The specific aim of this work is to investigate the dominant role of the elongational stress both in the planar elongation and the uni-axial elongation flows. In chapter 1, the background of the present work, history and the present status of the research work on elongational flow and the motivation of this work are described. In chapter 2, properties of test fluids are presented. Three polymer solutions, i.e. PAA/W （0.2 wt% polyacrylamide solution in water）, PAA/W+RS （0.2 wt% polyacrylamide and 10 wt% rice-syrup solution in water） and PEO/W （1 wt% polyethylene oxide solution in water） are used as sample viscoelastic fluids. From steady shear flow rheometry data, the viscosity of these solutions is well modeled by the power-law, and the first normal stress difference is prominently higher than the shear stress. Water is used as a Newtonian fluid for comparison.
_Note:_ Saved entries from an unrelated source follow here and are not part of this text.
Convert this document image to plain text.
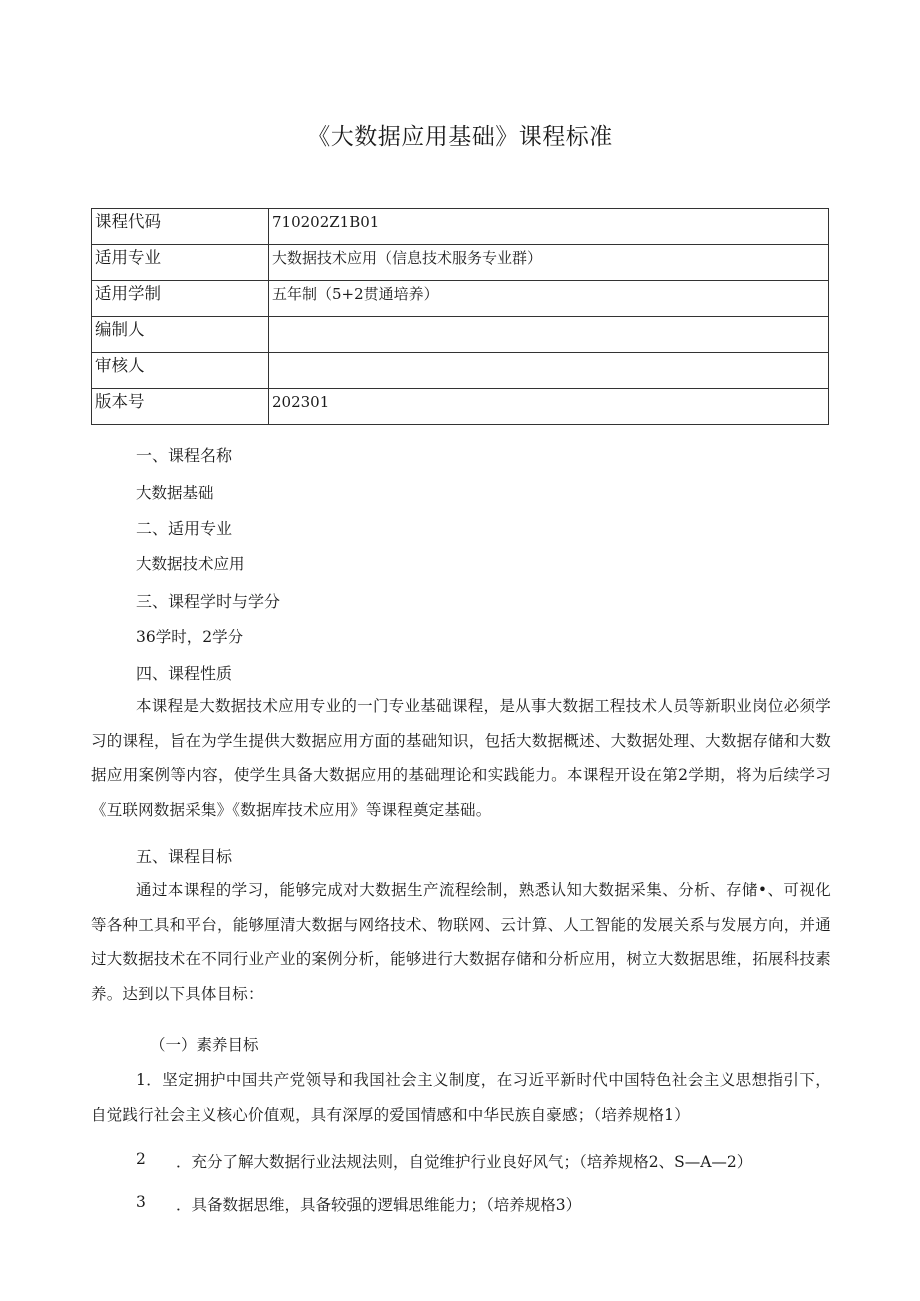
《大数据应用基础》课程标准
课程代码	710202Z1B01
适用专业	大数据技术应用（信息技术服务专业群）
适用学制	五年制（5+2贯通培养）
编制人	
审核人	
版本号	202301
一、课程名称
大数据基础
二、适用专业
大数据技术应用
三、课程学时与学分
36学时，2学分
四、课程性质
本课程是大数据技术应用专业的一门专业基础课程，是从事大数据工程技术人员等新职业岗位必须学习的课程，旨在为学生提供大数据应用方面的基础知识，包括大数据概述、大数据处理、大数据存储和大数据应用案例等内容，使学生具备大数据应用的基础理论和实践能力。本课程开设在第2学期，将为后续学习《互联网数据采集》《数据库技术应用》等课程奠定基础。
五、课程目标
通过本课程的学习，能够完成对大数据生产流程绘制，熟悉认知大数据采集、分析、存储•、可视化等各种工具和平台，能够厘清大数据与网络技术、物联网、云计算、人工智能的发展关系与发展方向，并通过大数据技术在不同行业产业的案例分析，能够进行大数据存储和分析应用，树立大数据思维，拓展科技素养。达到以下具体目标：
（一）素养目标
1．坚定拥护中国共产党领导和我国社会主义制度，在习近平新时代中国特色社会主义思想指引下，自觉践行社会主义核心价值观，具有深厚的爱国情感和中华民族自豪感；（培养规格1）
2 ．充分了解大数据行业法规法则，自觉维护行业良好风气；（培养规格2、S—A—2）
3 ．具备数据思维，具备较强的逻辑思维能力；（培养规格3）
In chapter 3, effect of elongational stress on Hele-Shaw flow is investigated for several boundary geometries, i.e. a flow around a circular or a square cylinder and a flow passing through a slit. Based on the observation of flow and a theoretical analysis, it is proved that the Hele-Shaw flow well reproduces the potential streamlines in spite of the non-Newtonian viscosity and elasticity in shear flow when the flow rate is very small. When the flow rate increased, the flow pattern deviates from the potential flow pattern in the opposite way to the inertia effect due to the effect of elongational stress. Based on this understanding, a simple method is presented to estimate the planar elongational viscosity measurement using the slit entry flow in the Hele-Shaw cell. Although the uncertainty of the measured planar elongational viscosity is considerably large, the principle of this method is clear and the apparatus and procedure are quite simple and applicable to very mobile liquids.
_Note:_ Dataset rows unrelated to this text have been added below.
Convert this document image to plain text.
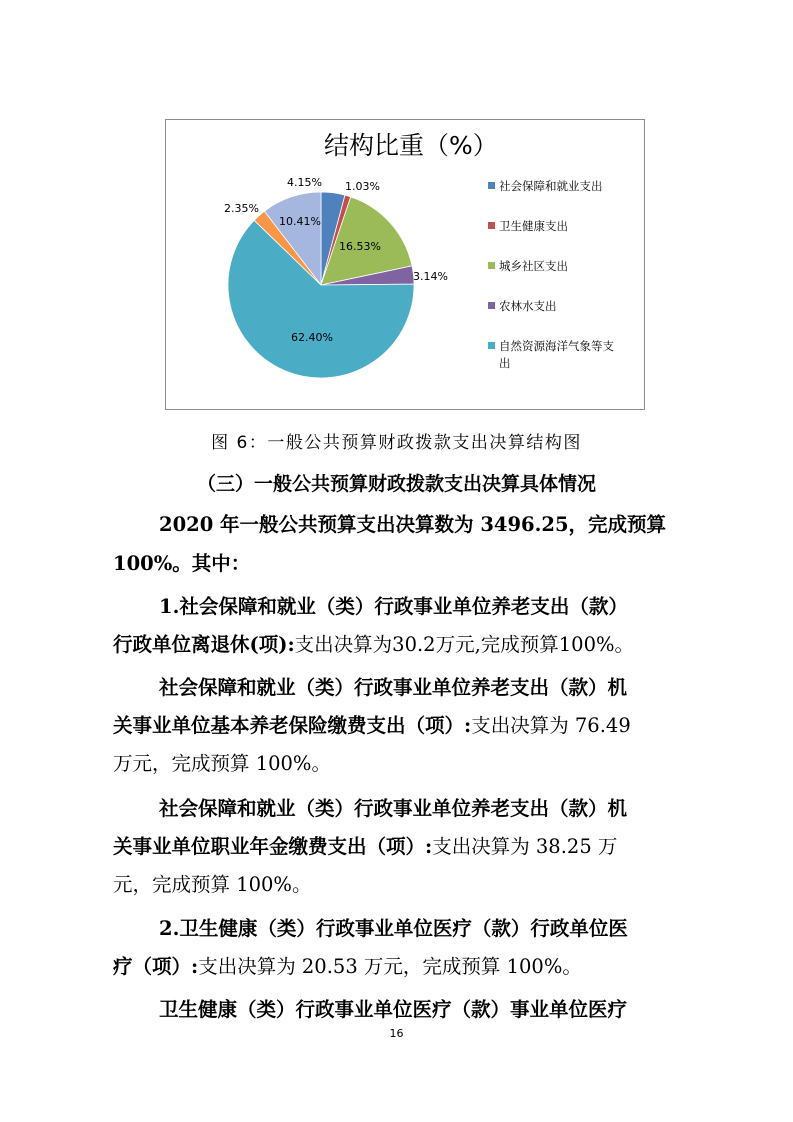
结构比重（%）
4.15% 1.03%
16.53%
3.14%
62.40%
2.35%
10.41%
社会保障和就业支出
卫生健康支出
城乡社区支出
农林水支出
自然资源海洋气象等支
出
图 6：一般公共预算财政拨款支出决算结构图
（三）一般公共预算财政拨款支出决算具体情况
2020 年一般公共预算支出决算数为 3496.25，完成预算
100%。其中：
1.社会保障和就业（类）行政事业单位养老支出（款）
行政单位离退休(项):支出决算为30.2万元,完成预算100%。
社会保障和就业（类）行政事业单位养老支出（款）机
关事业单位基本养老保险缴费支出（项）:支出决算为 76.49
万元，完成预算 100%。
社会保障和就业（类）行政事业单位养老支出（款）机
关事业单位职业年金缴费支出（项）:支出决算为 38.25 万
元，完成预算 100%。
2.卫生健康（类）行政事业单位医疗（款）行政单位医
疗（项）:支出决算为 20.53 万元，完成预算 100%。
卫生健康（类）行政事业单位医疗（款）事业单位医疗
16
In chapter 4, a three dimensional abruptly contracting channel flow is investigated using PAA/W, the same polymer solution in chapter 3. The test section channel is composed of a transparent square cross-section reservoir and a capillary attached flush to the center of the reservoir bottom. Since the contraction ratio is virtually infinite, influence of the side walls of the upstream reservoir can be taken to be negligible. In an experimental run, the fluid filling the test section is kept at rest for a while and then a valve below the capillary is quickly opened to start the flow. The driving pressure is kept constant during a test run. The transient behavior of flow from the start-up to the terminal steady stage is observed, and effect of the upper wall set parallel to the reservoir bottom upstream the capillary entrance is also investigated. The flow field in the reservoir develops toward upstream from the capillary entrance derived by the elongational stress. In consequence, the transition time to attain to the terminal stage is considerably longer than the flow of Newtonian fluid and an overshoot of flow rate and periodically spiraling flow appear when the driving pressure is higher than a certain value. The transient time and the spiraling period becomes shorter and the entry pressure loss higher due to the upper wall interrupting the inflow region. The uni-axial elongational viscosity estimated from the entry pressure loss is several times higher than the planar elongational viscosity obtained from the Hele-Shaw flow experiment.
In chapter 5, conclusions of this thesis are summarized and discussed.